When prescribing MHT, HCPs should consider that patients may suffer with some adverse effects, however many of these are not life-threatening and can be mitigated with adjustment to dose and combination of MHT. More serious conditions linked to use of MHT such as cancer risk have been found to be small or not significantly increased in healthy young women compared to those ore placebo. With the release of more data, a number of professional societies have realised updated guidance including the National Institute for Health and Care Excellence (NICE), which suggests that MHT is efficacious in relieving symptoms and is safe to prescribe to women at or around the onset of menopause.
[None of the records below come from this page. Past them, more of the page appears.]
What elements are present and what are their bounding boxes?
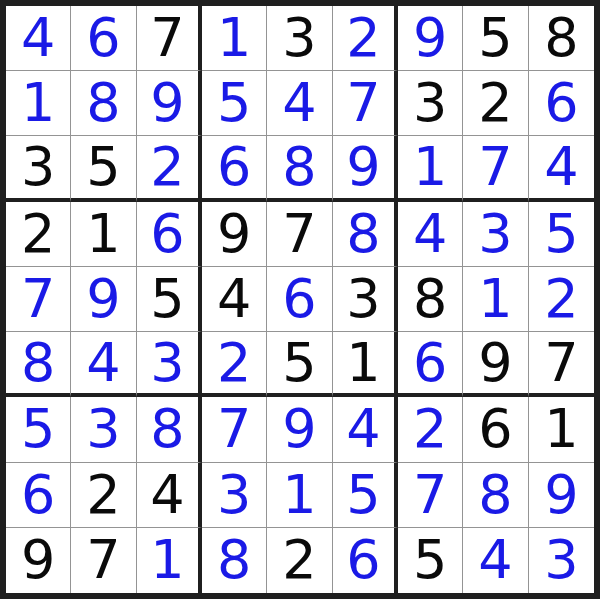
cell-r4c5[interactable]: 7	[267, 202, 332, 267]
cell-r8c2[interactable]: 2	[71, 463, 136, 528]
cell-r6c1[interactable]: 8	[6, 332, 71, 397]
cell-r7c4[interactable]: 7	[202, 397, 267, 462]
cell-r6c9[interactable]: 7	[529, 332, 594, 397]
cell-r9c8[interactable]: 4	[463, 528, 528, 593]
cell-r6c3[interactable]: 3	[137, 332, 202, 397]
cell-r7c7[interactable]: 2	[398, 397, 463, 462]
cell-r7c3[interactable]: 8	[137, 397, 202, 462]
cell-r6c2[interactable]: 4	[71, 332, 136, 397]
cell-r2c1[interactable]: 1	[6, 71, 71, 136]
cell-r3c8[interactable]: 7	[463, 136, 528, 201]
cell-r7c9[interactable]: 1	[529, 397, 594, 462]
cell-r9c4[interactable]: 8	[202, 528, 267, 593]
cell-r8c7[interactable]: 7	[398, 463, 463, 528]
cell-r8c8[interactable]: 8	[463, 463, 528, 528]
cell-r3c9[interactable]: 4	[529, 136, 594, 201]
cell-r2c3[interactable]: 9	[137, 71, 202, 136]
cell-r5c6[interactable]: 3	[333, 267, 398, 332]
cell-r3c3[interactable]: 2	[137, 136, 202, 201]
cell-r8c4[interactable]: 3	[202, 463, 267, 528]
cell-r5c5[interactable]: 6	[267, 267, 332, 332]
cell-r2c2[interactable]: 8	[71, 71, 136, 136]
cell-r9c6[interactable]: 6	[333, 528, 398, 593]
cell-r3c4[interactable]: 6	[202, 136, 267, 201]
cell-r4c6[interactable]: 8	[333, 202, 398, 267]
cell-r6c5[interactable]: 5	[267, 332, 332, 397]
cell-r5c3[interactable]: 5	[137, 267, 202, 332]
cell-r1c1[interactable]: 4	[6, 6, 71, 71]
cell-r5c7[interactable]: 8	[398, 267, 463, 332]
cell-r6c4[interactable]: 2	[202, 332, 267, 397]
cell-r7c2[interactable]: 3	[71, 397, 136, 462]
cell-r2c6[interactable]: 7	[333, 71, 398, 136]
cell-r5c8[interactable]: 1	[463, 267, 528, 332]
cell-r9c2[interactable]: 7	[71, 528, 136, 593]
cell-r1c9[interactable]: 8	[529, 6, 594, 71]
cell-r1c5[interactable]: 3	[267, 6, 332, 71]
cell-r1c3[interactable]: 7	[137, 6, 202, 71]
cell-r9c7[interactable]: 5	[398, 528, 463, 593]
cell-r5c4[interactable]: 4	[202, 267, 267, 332]
cell-r2c9[interactable]: 6	[529, 71, 594, 136]
cell-r5c1[interactable]: 7	[6, 267, 71, 332]
cell-r9c5[interactable]: 2	[267, 528, 332, 593]
cell-r2c7[interactable]: 3	[398, 71, 463, 136]
cell-r9c3[interactable]: 1	[137, 528, 202, 593]
cell-r4c3[interactable]: 6	[137, 202, 202, 267]
cell-r7c6[interactable]: 4	[333, 397, 398, 462]
cell-r5c9[interactable]: 2	[529, 267, 594, 332]
cell-r4c2[interactable]: 1	[71, 202, 136, 267]
cell-r9c9[interactable]: 3	[529, 528, 594, 593]
cell-r7c5[interactable]: 9	[267, 397, 332, 462]
cell-r2c4[interactable]: 5	[202, 71, 267, 136]
cell-r8c3[interactable]: 4	[137, 463, 202, 528]
cell-r1c6[interactable]: 2	[333, 6, 398, 71]
cell-r8c9[interactable]: 9	[529, 463, 594, 528]
cell-r5c2[interactable]: 9	[71, 267, 136, 332]
cell-r2c5[interactable]: 4	[267, 71, 332, 136]
cell-r1c8[interactable]: 5	[463, 6, 528, 71]
cell-r3c7[interactable]: 1	[398, 136, 463, 201]
cell-r6c8[interactable]: 9	[463, 332, 528, 397]
cell-r1c7[interactable]: 9	[398, 6, 463, 71]
cell-r1c2[interactable]: 6	[71, 6, 136, 71]
cell-r7c1[interactable]: 5	[6, 397, 71, 462]
cell-r8c5[interactable]: 1	[267, 463, 332, 528]
cell-r8c1[interactable]: 6	[6, 463, 71, 528]
cell-r4c4[interactable]: 9	[202, 202, 267, 267]
cell-r4c9[interactable]: 5	[529, 202, 594, 267]
cell-r6c6[interactable]: 1	[333, 332, 398, 397]
cell-r7c8[interactable]: 6	[463, 397, 528, 462]
cell-r8c6[interactable]: 5	[333, 463, 398, 528]
cell-r3c5[interactable]: 8	[267, 136, 332, 201]
cell-r2c8[interactable]: 2	[463, 71, 528, 136]
cell-r9c1[interactable]: 9	[6, 528, 71, 593]
cell-r3c2[interactable]: 5	[71, 136, 136, 201]
cell-r4c8[interactable]: 3	[463, 202, 528, 267]
cell-r1c4[interactable]: 1	[202, 6, 267, 71]
cell-r4c1[interactable]: 2	[6, 202, 71, 267]
cell-r3c6[interactable]: 9	[333, 136, 398, 201]
cell-r6c7[interactable]: 6	[398, 332, 463, 397]
sudoku-board: 4671329581895473263526891742169784357954…	[0, 0, 600, 599]
cell-r4c7[interactable]: 4	[398, 202, 463, 267]
cell-r3c1[interactable]: 3	[6, 136, 71, 201]
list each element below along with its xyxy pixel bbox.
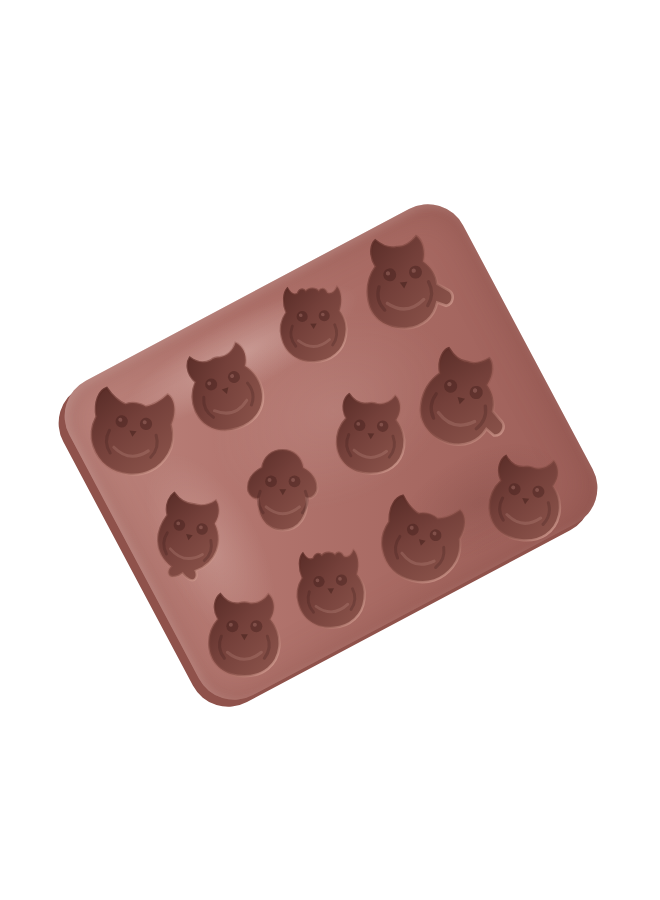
owl-cavity-3-owl-crowned xyxy=(266,278,361,373)
owl-cavity-5-owl-with-feet xyxy=(133,481,244,592)
owl-embossed-detail xyxy=(250,620,262,632)
product-photo xyxy=(0,0,660,900)
owl-cavity-1-owl-round-face xyxy=(77,377,189,489)
owl-cavity-silhouette xyxy=(362,233,455,332)
owl-cavity-silhouette xyxy=(413,345,519,455)
owl-embossed-detail xyxy=(229,623,233,627)
owl-embossed-detail xyxy=(291,478,295,482)
owl-cavity-12-owl-tufted xyxy=(471,445,581,555)
owl-cavity-6-owl-open-wings xyxy=(234,442,332,540)
owl-embossed-detail xyxy=(253,623,257,627)
owl-embossed-detail xyxy=(226,620,238,632)
owl-embossed-detail xyxy=(265,476,277,488)
owl-cavity-9-owl-tufted xyxy=(194,586,294,686)
owl-embossed-detail xyxy=(268,478,272,482)
owl-cavity-4-owl-side-wing xyxy=(344,225,463,344)
owl-cavity-10-owl-crowned xyxy=(281,540,381,640)
silicone-owl-mold xyxy=(51,190,612,714)
owl-embossed-detail xyxy=(289,476,301,488)
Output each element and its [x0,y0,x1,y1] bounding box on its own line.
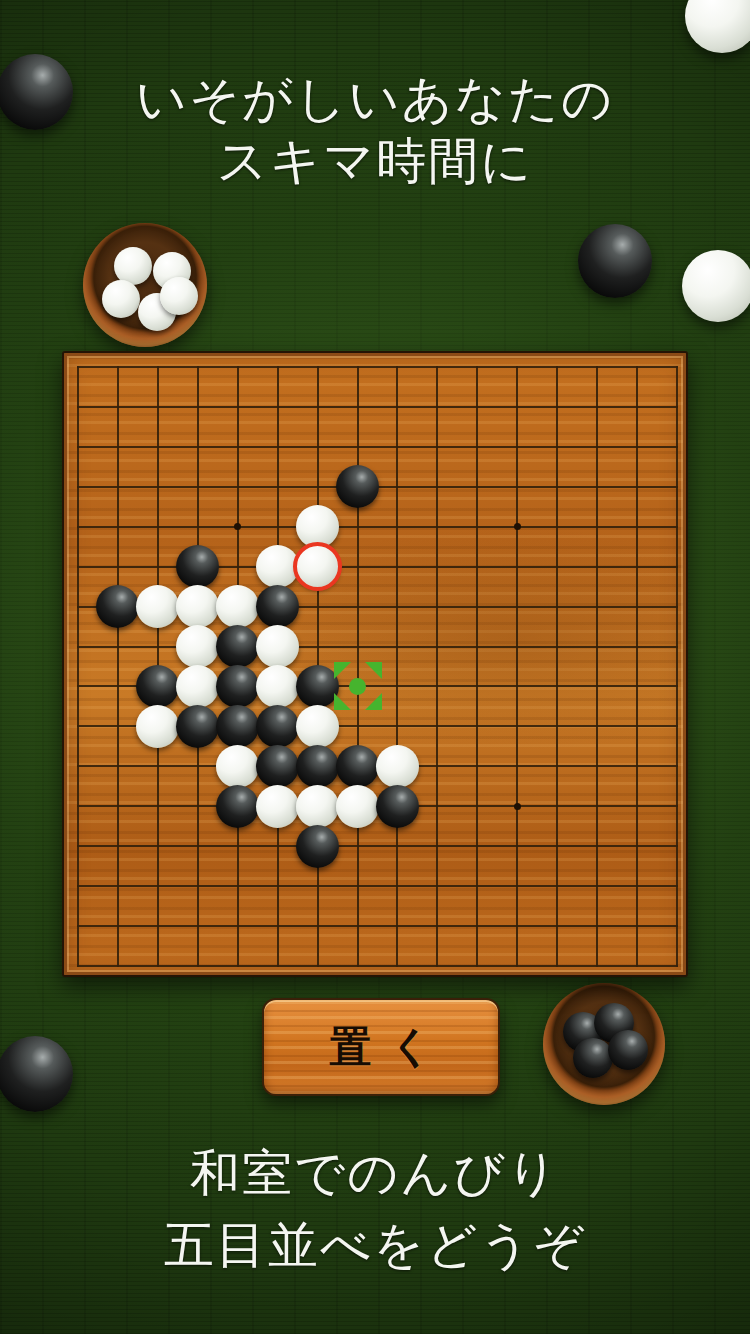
bowl-black-stone [608,1030,648,1070]
white-stone [296,705,339,748]
grid-line-vertical [476,366,478,967]
grid-line-vertical [676,366,678,967]
black-stone [216,785,259,828]
cursor-center-dot [349,678,366,695]
black-stone [336,465,379,508]
black-stone [176,545,219,588]
place-button-label: 置く [312,1019,451,1075]
white-stone [136,585,179,628]
star-point [514,803,521,810]
black-stone [96,585,139,628]
grid-line-horizontal [77,885,678,887]
star-point [234,523,241,530]
grid-line-vertical [436,366,438,967]
grid-line-horizontal [77,566,678,568]
black-stone [296,825,339,868]
black-stone [256,705,299,748]
black-stone-bowl [543,983,665,1105]
last-move-ring [293,542,342,591]
grid-line-horizontal [77,446,678,448]
grid-line-vertical [636,366,638,967]
placement-cursor [334,662,382,710]
grid-line-horizontal [77,366,678,368]
grid-line-vertical [596,366,598,967]
grid-line-vertical [77,366,79,967]
white-stone [176,585,219,628]
white-stone [256,665,299,708]
black-stone [256,745,299,788]
grid-line-horizontal [77,646,678,648]
black-stone [376,785,419,828]
bowl-white-stone [102,280,140,318]
white-stone [176,665,219,708]
cursor-corner-bottom-left [334,693,351,710]
decor-black-stone [0,54,73,130]
black-stone [296,745,339,788]
white-stone [216,745,259,788]
white-stone [136,705,179,748]
cursor-corner-top-left [334,662,351,679]
tagline-bottom-line1: 和室でのんびり [0,1140,750,1207]
black-stone [136,665,179,708]
grid-line-horizontal [77,965,678,967]
black-stone [216,705,259,748]
white-stone [176,625,219,668]
tagline-bottom-line2: 五目並べをどうぞ [0,1212,750,1279]
decor-white-stone [682,250,750,322]
white-stone [296,785,339,828]
star-point [514,523,521,530]
white-stone [336,785,379,828]
cursor-corner-top-right [365,662,382,679]
tagline-top-line1: いそがしいあなたの [0,66,750,133]
tagline-top-line2: スキマ時間に [0,128,750,195]
black-stone [176,705,219,748]
decor-black-stone [0,1036,73,1112]
grid-line-vertical [516,366,518,967]
black-stone [216,625,259,668]
grid-line-vertical [117,366,119,967]
grid-line-vertical [556,366,558,967]
cursor-corner-bottom-right [365,693,382,710]
place-stone-button[interactable]: 置く [262,998,500,1096]
white-stone [256,785,299,828]
white-stone-bowl [83,223,207,347]
grid-line-horizontal [77,845,678,847]
bowl-white-stone [160,277,198,315]
grid-line-horizontal [77,526,678,528]
black-stone [216,665,259,708]
black-stone [336,745,379,788]
grid-line-horizontal [77,406,678,408]
decor-white-stone [685,0,750,53]
bowl-black-stone [573,1038,613,1078]
app-screen: いそがしいあなたの スキマ時間に 置く 和室でのんびり 五目並べをどうぞ [0,0,750,1334]
decor-black-stone [578,224,652,298]
white-stone [256,625,299,668]
white-stone [376,745,419,788]
black-stone [256,585,299,628]
goban-board[interactable] [62,351,688,977]
grid-line-vertical [396,366,398,967]
white-stone [216,585,259,628]
grid-line-horizontal [77,925,678,927]
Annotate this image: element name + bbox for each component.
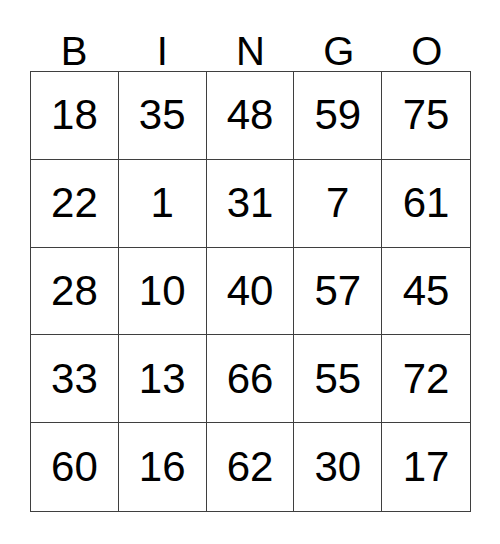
cell-r1c2: 35: [119, 72, 207, 160]
cell-r4c3: 66: [207, 335, 295, 423]
bingo-header: B I N G O: [30, 0, 471, 71]
cell-r4c4: 55: [294, 335, 382, 423]
cell-r5c5: 17: [382, 423, 470, 511]
header-letter-i: I: [157, 31, 168, 71]
cell-r5c4: 30: [294, 423, 382, 511]
cell-r1c4: 59: [294, 72, 382, 160]
cell-r2c5: 61: [382, 160, 470, 248]
cell-r1c5: 75: [382, 72, 470, 160]
cell-r4c2: 13: [119, 335, 207, 423]
cell-r5c1: 60: [31, 423, 119, 511]
cell-r2c2: 1: [119, 160, 207, 248]
header-letter-b: B: [61, 31, 88, 71]
cell-r3c3: 40: [207, 248, 295, 336]
cell-r4c5: 72: [382, 335, 470, 423]
cell-r1c3: 48: [207, 72, 295, 160]
bingo-grid: 18 35 48 59 75 22 1 31 7 61 28 10 40 57 …: [30, 71, 471, 512]
cell-r3c2: 10: [119, 248, 207, 336]
cell-r5c3: 62: [207, 423, 295, 511]
cell-r3c4: 57: [294, 248, 382, 336]
cell-r5c2: 16: [119, 423, 207, 511]
bingo-card: B I N G O 18 35 48 59 75 22 1 31 7 61 28…: [0, 0, 500, 544]
cell-r3c1: 28: [31, 248, 119, 336]
cell-r1c1: 18: [31, 72, 119, 160]
cell-r3c5: 45: [382, 248, 470, 336]
cell-r4c1: 33: [31, 335, 119, 423]
cell-r2c1: 22: [31, 160, 119, 248]
header-letter-n: N: [236, 31, 265, 71]
cell-r2c3: 31: [207, 160, 295, 248]
header-letter-g: G: [323, 31, 354, 71]
cell-r2c4: 7: [294, 160, 382, 248]
header-letter-o: O: [411, 31, 442, 71]
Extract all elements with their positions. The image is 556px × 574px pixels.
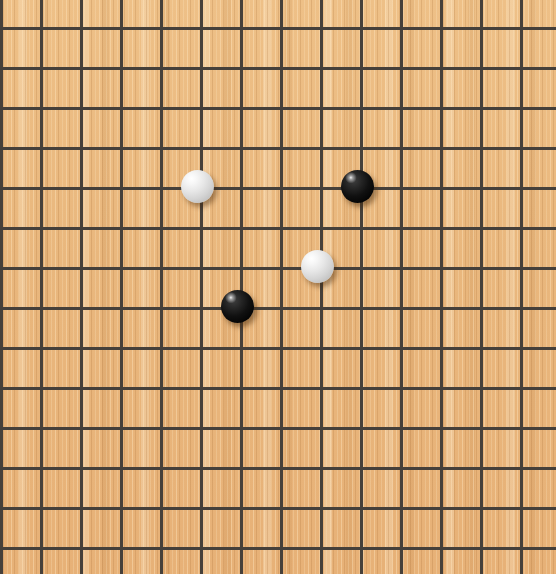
stone-black <box>341 170 374 203</box>
stone-white <box>181 170 214 203</box>
stone-white <box>301 250 334 283</box>
go-board[interactable] <box>0 0 556 574</box>
stone-black <box>221 290 254 323</box>
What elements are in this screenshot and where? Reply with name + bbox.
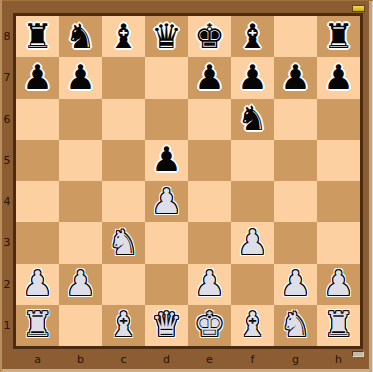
- square-c3[interactable]: ♞: [102, 222, 145, 263]
- file-label-e: e: [188, 350, 231, 369]
- black-rook: ♜: [22, 19, 52, 53]
- square-g8[interactable]: [274, 16, 317, 57]
- white-pawn: ♟: [22, 266, 52, 300]
- square-f3[interactable]: ♟: [231, 222, 274, 263]
- square-g1[interactable]: ♞: [274, 305, 317, 346]
- square-f2[interactable]: [231, 264, 274, 305]
- square-d3[interactable]: [145, 222, 188, 263]
- file-label-g: g: [274, 350, 317, 369]
- white-pawn: ♟: [237, 225, 267, 259]
- square-a2[interactable]: ♟: [16, 264, 59, 305]
- rank-label-3: 3: [1, 222, 13, 263]
- square-a8[interactable]: ♜: [16, 16, 59, 57]
- file-label-d: d: [145, 350, 188, 369]
- square-h7[interactable]: ♟: [317, 57, 360, 98]
- square-d2[interactable]: [145, 264, 188, 305]
- square-f6[interactable]: ♞: [231, 99, 274, 140]
- black-pawn: ♟: [280, 60, 310, 94]
- square-h5[interactable]: [317, 140, 360, 181]
- black-side-indicator-light: [352, 5, 365, 12]
- square-h8[interactable]: ♜: [317, 16, 360, 57]
- square-d4[interactable]: ♟: [145, 181, 188, 222]
- rank-label-8: 8: [1, 16, 13, 57]
- square-c8[interactable]: ♝: [102, 16, 145, 57]
- file-label-c: c: [102, 350, 145, 369]
- square-a4[interactable]: [16, 181, 59, 222]
- rank-label-6: 6: [1, 99, 13, 140]
- square-g7[interactable]: ♟: [274, 57, 317, 98]
- square-g2[interactable]: ♟: [274, 264, 317, 305]
- rank-label-2: 2: [1, 264, 13, 305]
- black-pawn: ♟: [151, 142, 181, 176]
- resize-grip-icon: [352, 351, 364, 357]
- black-pawn: ♟: [237, 60, 267, 94]
- chess-board: ♜♞♝♛♚♝♜♟♟♟♟♟♟♞♟♟♞♟♟♟♟♟♟♜♝♛♚♝♞♜: [16, 16, 360, 346]
- square-g4[interactable]: [274, 181, 317, 222]
- square-g5[interactable]: [274, 140, 317, 181]
- black-queen: ♛: [151, 19, 181, 53]
- square-e8[interactable]: ♚: [188, 16, 231, 57]
- square-c2[interactable]: [102, 264, 145, 305]
- square-d7[interactable]: [145, 57, 188, 98]
- square-c7[interactable]: [102, 57, 145, 98]
- square-a6[interactable]: [16, 99, 59, 140]
- square-g3[interactable]: [274, 222, 317, 263]
- black-knight: ♞: [65, 19, 95, 53]
- white-pawn: ♟: [151, 184, 181, 218]
- square-c5[interactable]: [102, 140, 145, 181]
- square-f4[interactable]: [231, 181, 274, 222]
- white-pawn: ♟: [323, 266, 353, 300]
- white-knight: ♞: [280, 307, 310, 341]
- rank-labels: 87654321: [1, 16, 13, 346]
- file-label-b: b: [59, 350, 102, 369]
- square-h3[interactable]: [317, 222, 360, 263]
- chess-board-window: 87654321 ♜♞♝♛♚♝♜♟♟♟♟♟♟♞♟♟♞♟♟♟♟♟♟♜♝♛♚♝♞♜ …: [0, 0, 373, 372]
- square-e1[interactable]: ♚: [188, 305, 231, 346]
- board-frame: ♜♞♝♛♚♝♜♟♟♟♟♟♟♞♟♟♞♟♟♟♟♟♟♜♝♛♚♝♞♜: [13, 13, 363, 349]
- square-b1[interactable]: [59, 305, 102, 346]
- black-knight: ♞: [237, 101, 267, 135]
- white-rook: ♜: [22, 307, 52, 341]
- white-pawn: ♟: [65, 266, 95, 300]
- white-knight: ♞: [108, 225, 138, 259]
- square-c1[interactable]: ♝: [102, 305, 145, 346]
- square-e2[interactable]: ♟: [188, 264, 231, 305]
- white-pawn: ♟: [194, 266, 224, 300]
- square-e6[interactable]: [188, 99, 231, 140]
- square-d6[interactable]: [145, 99, 188, 140]
- square-a3[interactable]: [16, 222, 59, 263]
- square-b2[interactable]: ♟: [59, 264, 102, 305]
- square-b8[interactable]: ♞: [59, 16, 102, 57]
- rank-label-5: 5: [1, 140, 13, 181]
- black-pawn: ♟: [65, 60, 95, 94]
- rank-label-4: 4: [1, 181, 13, 222]
- black-pawn: ♟: [323, 60, 353, 94]
- square-d8[interactable]: ♛: [145, 16, 188, 57]
- square-a5[interactable]: [16, 140, 59, 181]
- square-e4[interactable]: [188, 181, 231, 222]
- square-b3[interactable]: [59, 222, 102, 263]
- square-c4[interactable]: [102, 181, 145, 222]
- white-bishop: ♝: [108, 307, 138, 341]
- square-h1[interactable]: ♜: [317, 305, 360, 346]
- white-queen: ♛: [151, 307, 181, 341]
- square-a1[interactable]: ♜: [16, 305, 59, 346]
- file-labels: abcdefgh: [16, 350, 360, 369]
- square-g6[interactable]: [274, 99, 317, 140]
- square-b6[interactable]: [59, 99, 102, 140]
- square-h2[interactable]: ♟: [317, 264, 360, 305]
- square-c6[interactable]: [102, 99, 145, 140]
- file-label-f: f: [231, 350, 274, 369]
- square-d1[interactable]: ♛: [145, 305, 188, 346]
- square-f1[interactable]: ♝: [231, 305, 274, 346]
- white-pawn: ♟: [280, 266, 310, 300]
- white-rook: ♜: [323, 307, 353, 341]
- white-king: ♚: [194, 307, 224, 341]
- square-e3[interactable]: [188, 222, 231, 263]
- square-e5[interactable]: [188, 140, 231, 181]
- black-pawn: ♟: [22, 60, 52, 94]
- white-bishop: ♝: [237, 307, 267, 341]
- square-h6[interactable]: [317, 99, 360, 140]
- square-f5[interactable]: [231, 140, 274, 181]
- rank-label-7: 7: [1, 57, 13, 98]
- black-bishop: ♝: [108, 19, 138, 53]
- rank-label-1: 1: [1, 305, 13, 346]
- square-b7[interactable]: ♟: [59, 57, 102, 98]
- black-pawn: ♟: [194, 60, 224, 94]
- black-king: ♚: [194, 19, 224, 53]
- square-a7[interactable]: ♟: [16, 57, 59, 98]
- black-rook: ♜: [323, 19, 353, 53]
- black-bishop: ♝: [237, 19, 267, 53]
- square-h4[interactable]: [317, 181, 360, 222]
- file-label-a: a: [16, 350, 59, 369]
- square-f8[interactable]: ♝: [231, 16, 274, 57]
- square-f7[interactable]: ♟: [231, 57, 274, 98]
- square-b5[interactable]: [59, 140, 102, 181]
- square-b4[interactable]: [59, 181, 102, 222]
- square-d5[interactable]: ♟: [145, 140, 188, 181]
- square-e7[interactable]: ♟: [188, 57, 231, 98]
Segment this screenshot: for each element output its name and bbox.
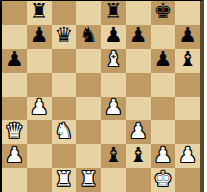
square-g4[interactable] — [151, 97, 176, 121]
right-gutter — [204, 0, 207, 192]
square-h1[interactable] — [175, 168, 200, 192]
square-h8[interactable] — [175, 1, 200, 25]
square-h2[interactable]: ♟ — [175, 144, 200, 168]
square-f8[interactable] — [126, 1, 151, 25]
piece-white-knight-c3[interactable]: ♞ — [54, 121, 73, 142]
piece-black-pawn-a6[interactable]: ♟ — [5, 49, 24, 70]
square-b6[interactable] — [27, 49, 52, 73]
square-h4[interactable] — [175, 97, 200, 121]
square-c3[interactable]: ♞ — [52, 120, 77, 144]
square-h5[interactable] — [175, 73, 200, 97]
square-c1[interactable]: ♜ — [52, 168, 77, 192]
square-c8[interactable] — [52, 1, 77, 25]
square-d5[interactable] — [76, 73, 101, 97]
piece-black-pawn-b7[interactable]: ♟ — [30, 25, 49, 46]
square-g8[interactable]: ♚ — [151, 1, 176, 25]
piece-white-pawn-a2[interactable]: ♟ — [5, 145, 24, 166]
square-d4[interactable] — [76, 97, 101, 121]
piece-white-pawn-f3[interactable]: ♟ — [129, 121, 148, 142]
square-d6[interactable] — [76, 49, 101, 73]
square-a7[interactable] — [2, 25, 27, 49]
square-f2[interactable]: ♝ — [126, 144, 151, 168]
square-b3[interactable] — [27, 120, 52, 144]
square-f4[interactable] — [126, 97, 151, 121]
square-h3[interactable] — [175, 120, 200, 144]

1. Osteoporosis. National Institutes of Health Consensus Development Conference Statement, April 2-4, 1984. Department of Health & Human Services.
2. Rossouw, J.E. et al. Risks and benefits of estrogen plus progestin in healthy postmenopausal women: principal results from the Women’s Health Initiative randomized controlled trial. JAMA 288,321-333 (2002).
3. Anderson G.L. et al. Prior hormone therapy and breast cancer risk in the Women’s Health Initiative randomized trial of estrogen and progestin. Maturitas 55, 107-115 (2006).
4. Anderson G.L. et al. Conjugated equine oestrogen and breast cancer incidence and mortality in postmenopausal women with hysterectomy: extended follow-up of the Women’s Health Initiative randomized placebo-controlled trial. Lancet Oncol. 13, 476-486 (2012).
5. Hsia. J et al. Conjugated equine estrogens and coronary heart disease: the Women’s Health Initiative. Arch.Intern.Med, 166, 357-365 (2006).
6. Rossouw, J.E. et al. Postmenopausal hormone therapy and cardiovascular disease by age and years since menopause.
7. Hodis, H.N et al. Effects of early versus postmenopausal treatment with estradiol. N. Engl. J. Med. 374, 1221-1231 (2016).